What explains the disparity? The best hypothesis the authors have is that humans evolved to think about relatively simple things, like following a scent in the ocean (and then, eventually, on land) and this kind of work favored a cognitive system that could take in a huge amount of sensory data and compile it in a massively parallel way (e.g, how we convert all the information from our senses into representations we can then focus attention on) then make a small number of choices at a much slower rate.
Why this matters - the best argument for AI risk is about speed of human thought versus speed of machine thought: The paper contains a really helpful way of thinking about this relationship between the speed of our processing and the risk of AI systems: "In other ecological niches, for example, those of snails and worms, the world is much slower still. The relevant threats and opportunities change only slowly, and the amount of computation required to sense and respond is even more limited than in our world. Occasionally, niches intersect with disastrous consequences, as when a snail crosses the highway," the authors write.
To get a visceral sense of this, take a look at this post by AI researcher Andrew Critch which argues (convincingly, imo) that a lot of the danger of Ai systems comes from the fact they may think a lot faster than us.
"Roads, bridges, and intersections are all designed for creatures that process at 10 bits/s. When the last human driver finally retires, we can update the infrastructure for machines with cognition at kilobits/s. By that point, humans will be advised to stay out of those ecological niches, just as snails should avoid the highways,” the authors write.
Read more: The Unbearable Slowness of Being (arXiv).
Check out Andrew Critch's post here (Twitter).
***
Chinese wunderkind DeepSeek shares details about its AI training infrastructure:
…One way China will get around export controls - building extremely good software and hardware training stacks using the hardware it can access…

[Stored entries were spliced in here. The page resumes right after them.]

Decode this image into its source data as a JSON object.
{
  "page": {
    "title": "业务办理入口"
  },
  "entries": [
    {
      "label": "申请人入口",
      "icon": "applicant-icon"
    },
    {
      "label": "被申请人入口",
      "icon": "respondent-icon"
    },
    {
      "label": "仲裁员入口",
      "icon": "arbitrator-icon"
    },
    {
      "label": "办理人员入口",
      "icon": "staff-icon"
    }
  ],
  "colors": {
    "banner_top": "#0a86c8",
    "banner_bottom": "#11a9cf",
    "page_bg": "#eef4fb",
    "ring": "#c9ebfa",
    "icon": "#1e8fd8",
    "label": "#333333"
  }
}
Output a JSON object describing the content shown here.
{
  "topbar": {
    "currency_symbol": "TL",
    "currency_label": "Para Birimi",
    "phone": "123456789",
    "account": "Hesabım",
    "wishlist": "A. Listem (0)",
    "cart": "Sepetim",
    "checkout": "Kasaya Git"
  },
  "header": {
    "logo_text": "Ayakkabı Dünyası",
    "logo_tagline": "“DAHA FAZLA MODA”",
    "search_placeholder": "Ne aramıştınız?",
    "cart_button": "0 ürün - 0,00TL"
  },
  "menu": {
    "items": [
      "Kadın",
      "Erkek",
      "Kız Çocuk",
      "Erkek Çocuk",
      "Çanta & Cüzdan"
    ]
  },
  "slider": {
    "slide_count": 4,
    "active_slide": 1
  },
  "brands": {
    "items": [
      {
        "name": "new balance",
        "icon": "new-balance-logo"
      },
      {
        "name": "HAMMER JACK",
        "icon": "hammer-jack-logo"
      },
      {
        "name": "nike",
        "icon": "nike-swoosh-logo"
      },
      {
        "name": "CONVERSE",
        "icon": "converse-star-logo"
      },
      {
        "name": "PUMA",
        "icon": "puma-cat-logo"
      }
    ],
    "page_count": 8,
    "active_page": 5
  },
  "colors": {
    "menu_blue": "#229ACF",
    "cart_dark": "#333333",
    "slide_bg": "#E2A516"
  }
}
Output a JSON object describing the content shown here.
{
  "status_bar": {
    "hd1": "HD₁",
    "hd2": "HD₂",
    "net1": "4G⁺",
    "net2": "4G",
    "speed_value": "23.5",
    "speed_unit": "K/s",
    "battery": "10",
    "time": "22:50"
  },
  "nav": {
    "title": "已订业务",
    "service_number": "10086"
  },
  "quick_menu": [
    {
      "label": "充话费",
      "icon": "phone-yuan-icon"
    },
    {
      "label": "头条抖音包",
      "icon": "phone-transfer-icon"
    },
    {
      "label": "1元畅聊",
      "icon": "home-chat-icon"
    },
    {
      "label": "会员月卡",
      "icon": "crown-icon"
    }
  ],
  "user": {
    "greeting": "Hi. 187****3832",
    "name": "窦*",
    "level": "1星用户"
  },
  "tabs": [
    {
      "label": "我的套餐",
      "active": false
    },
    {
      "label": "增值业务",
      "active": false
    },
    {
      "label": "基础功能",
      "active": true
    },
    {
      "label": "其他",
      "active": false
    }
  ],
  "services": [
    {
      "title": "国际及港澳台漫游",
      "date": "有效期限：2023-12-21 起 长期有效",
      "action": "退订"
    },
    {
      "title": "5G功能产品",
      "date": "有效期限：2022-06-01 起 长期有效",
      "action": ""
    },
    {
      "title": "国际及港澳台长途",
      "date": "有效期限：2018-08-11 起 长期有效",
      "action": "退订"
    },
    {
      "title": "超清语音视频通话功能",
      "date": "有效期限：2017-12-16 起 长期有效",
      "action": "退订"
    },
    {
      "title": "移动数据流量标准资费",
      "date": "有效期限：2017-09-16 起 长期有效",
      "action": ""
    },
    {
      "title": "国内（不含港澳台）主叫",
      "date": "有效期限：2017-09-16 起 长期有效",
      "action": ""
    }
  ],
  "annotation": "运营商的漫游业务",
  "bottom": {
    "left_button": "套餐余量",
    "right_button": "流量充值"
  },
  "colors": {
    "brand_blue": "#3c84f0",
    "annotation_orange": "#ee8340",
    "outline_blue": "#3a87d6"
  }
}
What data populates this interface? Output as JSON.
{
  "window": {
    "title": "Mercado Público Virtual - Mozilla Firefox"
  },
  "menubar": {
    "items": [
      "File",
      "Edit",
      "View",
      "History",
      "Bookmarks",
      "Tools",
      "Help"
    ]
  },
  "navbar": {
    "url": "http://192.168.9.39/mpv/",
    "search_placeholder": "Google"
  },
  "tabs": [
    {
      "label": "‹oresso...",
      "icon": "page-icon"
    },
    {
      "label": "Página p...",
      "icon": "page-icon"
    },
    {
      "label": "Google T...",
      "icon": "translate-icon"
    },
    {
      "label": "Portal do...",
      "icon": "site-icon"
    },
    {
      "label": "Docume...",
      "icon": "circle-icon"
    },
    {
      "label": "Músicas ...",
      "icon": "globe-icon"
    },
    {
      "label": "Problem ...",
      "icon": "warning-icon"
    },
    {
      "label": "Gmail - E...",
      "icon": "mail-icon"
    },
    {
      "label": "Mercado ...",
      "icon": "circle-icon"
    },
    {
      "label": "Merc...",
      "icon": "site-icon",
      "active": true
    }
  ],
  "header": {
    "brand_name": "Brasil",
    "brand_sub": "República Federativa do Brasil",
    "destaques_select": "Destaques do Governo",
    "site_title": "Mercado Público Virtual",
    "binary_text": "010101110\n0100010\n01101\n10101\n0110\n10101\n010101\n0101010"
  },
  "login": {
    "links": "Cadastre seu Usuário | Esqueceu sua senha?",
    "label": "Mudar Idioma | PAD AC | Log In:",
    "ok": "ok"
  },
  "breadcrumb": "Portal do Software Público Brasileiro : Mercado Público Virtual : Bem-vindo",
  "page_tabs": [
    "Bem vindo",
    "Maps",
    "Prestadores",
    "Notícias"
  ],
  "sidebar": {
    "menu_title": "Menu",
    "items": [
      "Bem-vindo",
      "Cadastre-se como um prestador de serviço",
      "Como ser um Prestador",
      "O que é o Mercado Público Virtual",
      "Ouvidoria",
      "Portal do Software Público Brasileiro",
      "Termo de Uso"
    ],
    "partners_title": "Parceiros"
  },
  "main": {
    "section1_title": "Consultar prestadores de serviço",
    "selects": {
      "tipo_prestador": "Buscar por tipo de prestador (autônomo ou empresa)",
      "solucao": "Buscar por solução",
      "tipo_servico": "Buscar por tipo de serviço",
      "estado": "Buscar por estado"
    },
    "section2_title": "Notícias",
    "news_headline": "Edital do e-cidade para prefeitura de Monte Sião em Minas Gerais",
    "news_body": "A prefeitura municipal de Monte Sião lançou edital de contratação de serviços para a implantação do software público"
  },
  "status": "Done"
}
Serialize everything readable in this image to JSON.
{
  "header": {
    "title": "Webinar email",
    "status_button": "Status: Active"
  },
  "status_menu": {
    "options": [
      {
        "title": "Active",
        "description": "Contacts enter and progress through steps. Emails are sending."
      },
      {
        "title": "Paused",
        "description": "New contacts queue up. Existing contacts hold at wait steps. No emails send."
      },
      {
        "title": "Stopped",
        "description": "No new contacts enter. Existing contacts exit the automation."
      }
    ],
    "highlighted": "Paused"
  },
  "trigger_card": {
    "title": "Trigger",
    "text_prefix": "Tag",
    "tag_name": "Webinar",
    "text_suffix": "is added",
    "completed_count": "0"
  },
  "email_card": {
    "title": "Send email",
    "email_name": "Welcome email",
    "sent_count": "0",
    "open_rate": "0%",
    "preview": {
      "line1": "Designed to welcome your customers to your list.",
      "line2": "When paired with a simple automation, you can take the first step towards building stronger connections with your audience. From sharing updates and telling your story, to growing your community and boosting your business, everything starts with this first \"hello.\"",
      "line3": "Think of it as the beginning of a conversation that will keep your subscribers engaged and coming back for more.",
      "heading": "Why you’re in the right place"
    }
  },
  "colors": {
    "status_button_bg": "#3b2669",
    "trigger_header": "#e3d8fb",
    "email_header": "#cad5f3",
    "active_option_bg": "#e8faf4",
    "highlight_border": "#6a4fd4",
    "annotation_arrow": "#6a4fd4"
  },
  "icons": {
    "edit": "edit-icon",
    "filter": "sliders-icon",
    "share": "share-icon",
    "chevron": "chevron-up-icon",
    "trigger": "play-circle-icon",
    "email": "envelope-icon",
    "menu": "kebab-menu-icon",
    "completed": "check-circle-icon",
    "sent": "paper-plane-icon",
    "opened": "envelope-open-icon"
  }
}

DeepSeek, one of the most sophisticated AI startups in China, has published details on the infrastructure it uses to train its models. The paper is interesting because a) it highlights how companies like DeepSeek are dealing with the impact of export controls, assembling a large cluster out of NVIDIA A100s (H100s are unavailable in China), and b) it is a symptom of a startup that has a lot of experience in training large-scale AI models.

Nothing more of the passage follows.